En octobre 2008, le Premier ministre, Gordon Brown, a présenté un programme de recapitalisation du secteur bancaire. La Royal Bank of Scotland a ainsi reçu GBP 5 milliards en échange d’actions préférentielles, le gouvernement s’engageant à assurer la prise ferme de l’émission de GBP 15 milliards d’actions ordinaires. Suite à l’échec de cette émission vers la fin du mois de novembre, le gouvernement a porté sa part dans le capital de la banque à 57,9%, puis à 70% en janvier. La société issue de la fusion entre HBOS et Lloyds TSB, en cas de succès de l’opération, pourrait recevoir quant à elle GBP 11,5 milliards, dont GBP 3 milliards d’actions préférentielles. Cela porterait la part de l’Etat britannique dans cette institution à 43%.
De plus, le gouvernement a affecté 250 MdGBP à un mécanisme de garantie du crédit destiné à de nouvelles émissions de titres de la dette à court et moyen terme pour aider les banques dans leur opérations de financement sur le marché et de refinancement au fur et à mesure de l’arrivée à échéance de leurs obligations.

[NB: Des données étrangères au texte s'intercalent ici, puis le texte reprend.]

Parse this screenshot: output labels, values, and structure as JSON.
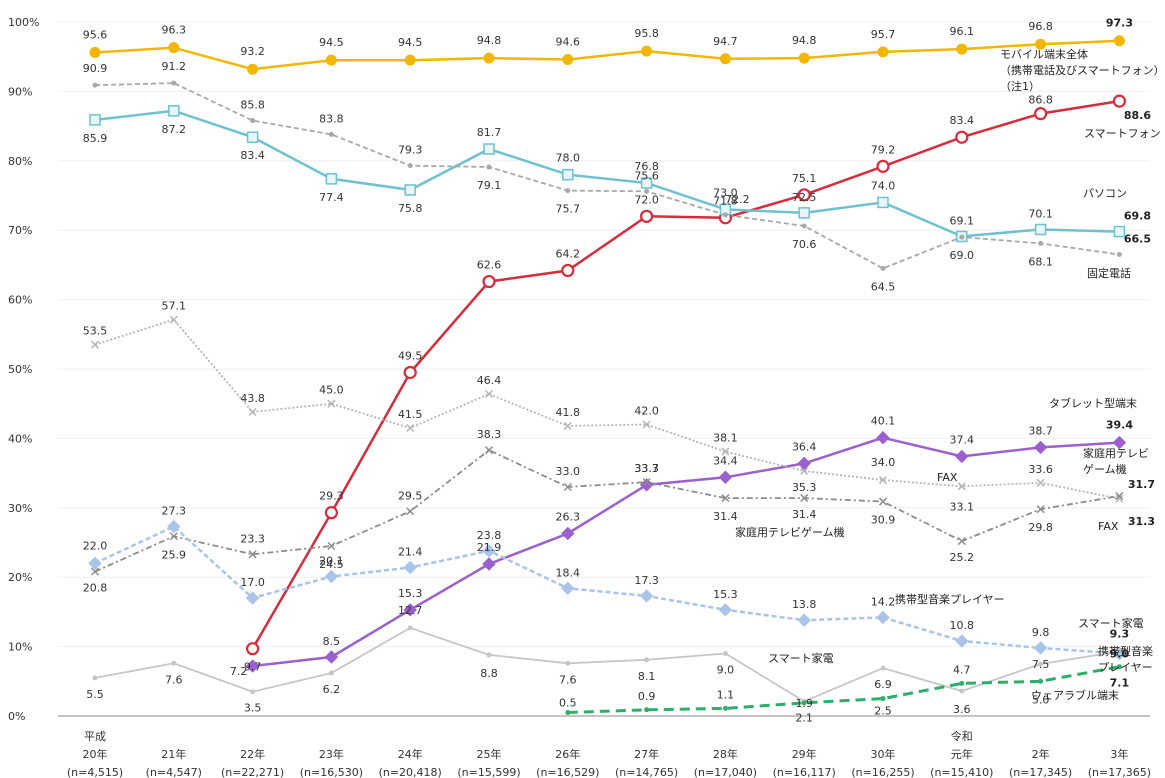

Le crédit bancaire étant néanmoins resté insuffisant, le gouvernement a présenté un nouveau plan de sauvetage du secteur financier en janvier. Entre autres mesures, le mécanisme de garantie du crédit sera reconduit jusqu’à la fin de l’année. De plus, un nouveau dispositif de garantie pour les titres adossés à des actifs — Asset Protection Scheme (APS) — a été annoncé.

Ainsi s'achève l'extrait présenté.